Bybit Hack Sparks Crypto Security Debate as CZ Questions Safe’s Security Flaws

Safe, a popular multi-signature wallet provider, recently experienced a significant security breach, prompting criticism from Binance founder Changpeng Zhao (CZ). In a series of tweets, CZ questioned Safe's vague explanation of the incident, leaving many unanswered questions about how the attack was carried out.

Anny Sam
February 27, 2025
10:17 am

Anny Sam

Anny is a skilled crypto writer, delivering clear, engaging content that simplifies complex blockchain concepts for a broad audience.

Binance founder CZ criticized Safe for using unclear language in its update on the security breach.
The attack targeted a developer machine, raising questions about how it accessed Bybit-operated accounts.
CZ denied Binance’s involvement with Safe for Asset Storage and emphasized the need for stronger security measures.

Safe, a popular multi-signature wallet provider, recently experienced a significant security breach, prompting criticism from Binance founder Changpeng Zhao (CZ). In a series of tweets, CZ questioned Safe’s vague explanation of the incident, leaving many unanswered questions about how the attack was carried out.

I usually try not to criticize other industry players, but I still do it once in a while. 😂

This update from Safe is not that great. It uses vague language to brush over the issues. I have more questions than answers after reading it.
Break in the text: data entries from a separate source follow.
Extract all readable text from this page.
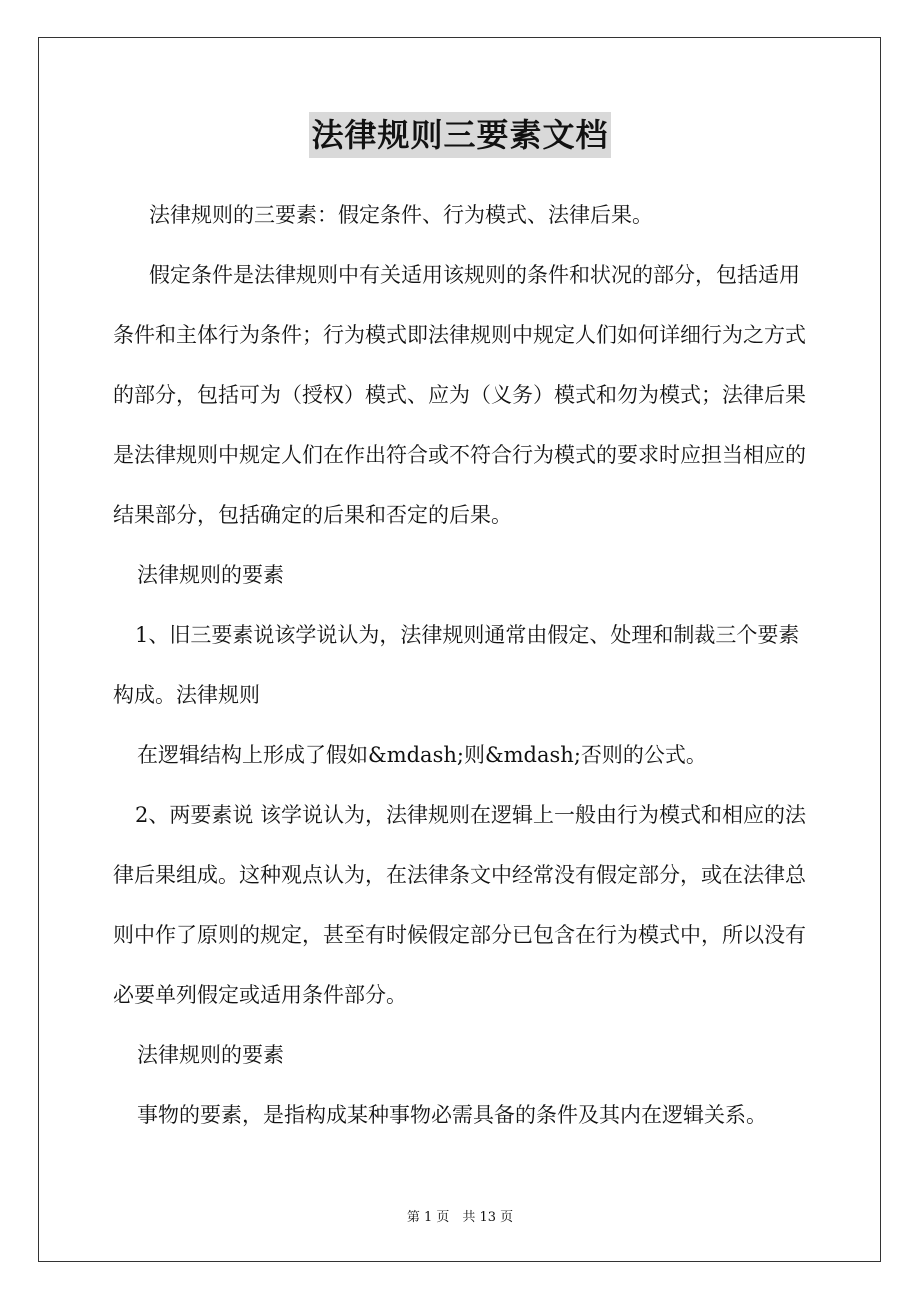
法律规则三要素文档

法律规则的三要素：假定条件、行为模式、法律后果。

假定条件是法律规则中有关适用该规则的条件和状况的部分，包括适用条件和主体行为条件；行为模式即法律规则中规定人们如何详细行为之方式的部分，包括可为（授权）模式、应为（义务）模式和勿为模式；法律后果是法律规则中规定人们在作出符合或不符合行为模式的要求时应担当相应的结果部分，包括确定的后果和否定的后果。

法律规则的要素

1、旧三要素说该学说认为，法律规则通常由假定、处理和制裁三个要素构成。法律规则

在逻辑结构上形成了假如&mdash;则&mdash;否则的公式。

2、两要素说 该学说认为，法律规则在逻辑上一般由行为模式和相应的法律后果组成。这种观点认为，在法律条文中经常没有假定部分，或在法律总则中作了原则的规定，甚至有时候假定部分已包含在行为模式中，所以没有必要单列假定或适用条件部分。

法律规则的要素

事物的要素，是指构成某种事物必需具备的条件及其内在逻辑关系。

第 1 页　共 13 页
1. What does "compromising a Safe… https://t.co/VxywHyzqXb
— CZ 🔶 BNB (@cz_binance) February 26, 2025

Safe’s Security Breach Raises Concerns

Safe reported that a development machine had been breached, providing hackers with a doorway into a cryptocurrency platform operator account held by Bybit. The way in which it was achieved is currently not known. CZ queried a lack of transparency about how hackers gained entry into that specific machine, whether social engineering, malware, or another channel.

thank @cz_binance
1) The interface was compromised – there was no bug in the interface code but instead they got access to the server via a compromised developer machine.

2) The interface was modified spcifically targeting the Bybit Safe. So when Bybit would do a transaction -…
— koeppelmann.eth 🦉💳 (@koeppelmann) February 26, 2025

Another important question CZ raised included compromised machines’ ability to drop code directly into production. CZ questioned whether hackers’ level of access was made viable by Safe’s security measures as well as whether necessary verification measures had been evaded. CZ also questioned Ledger’s security measures in terms of how hackers got around multi-signature measures.

Binance Distances Itself While Calling for Stronger Security

Responding to speculation regarding Binance’s participation, CZ categorically refuted that the platform utilized Safe in storing its assets. CZ again confirmed that Binance is autonomous in its operation with stringent security measures.

CZ also observed the scale of breach, questioning whether targeted wallet Bybit Safe held $1.4 billion worth of assets and why hackers specifically targeted that wallet as opposed to another. CZ speculated that hackers went out of their way not to be seen over a very long timeframe in order not to alert security personnel before unleashing their assault.

To prevent similar accidents in the future, CZ promoted enhanced measures in terms of security. CZ proposed enhanced validation of Safe transactions on hardware wallets, a professional co-signing feature, as well as wallet interface diversification in a bid not to be over-dependent on a single point.

While Safe hasn’t made full explanations, the incident triggered a buzz in the cryptocurrency space regarding risks involved in self-custody wallets as well as a requirement for additional measures in terms of security. The incident is also a reminder that sometimes even reliable platforms can be compromised, which highlights the need for ongoing vigil in the cryptocurrency space.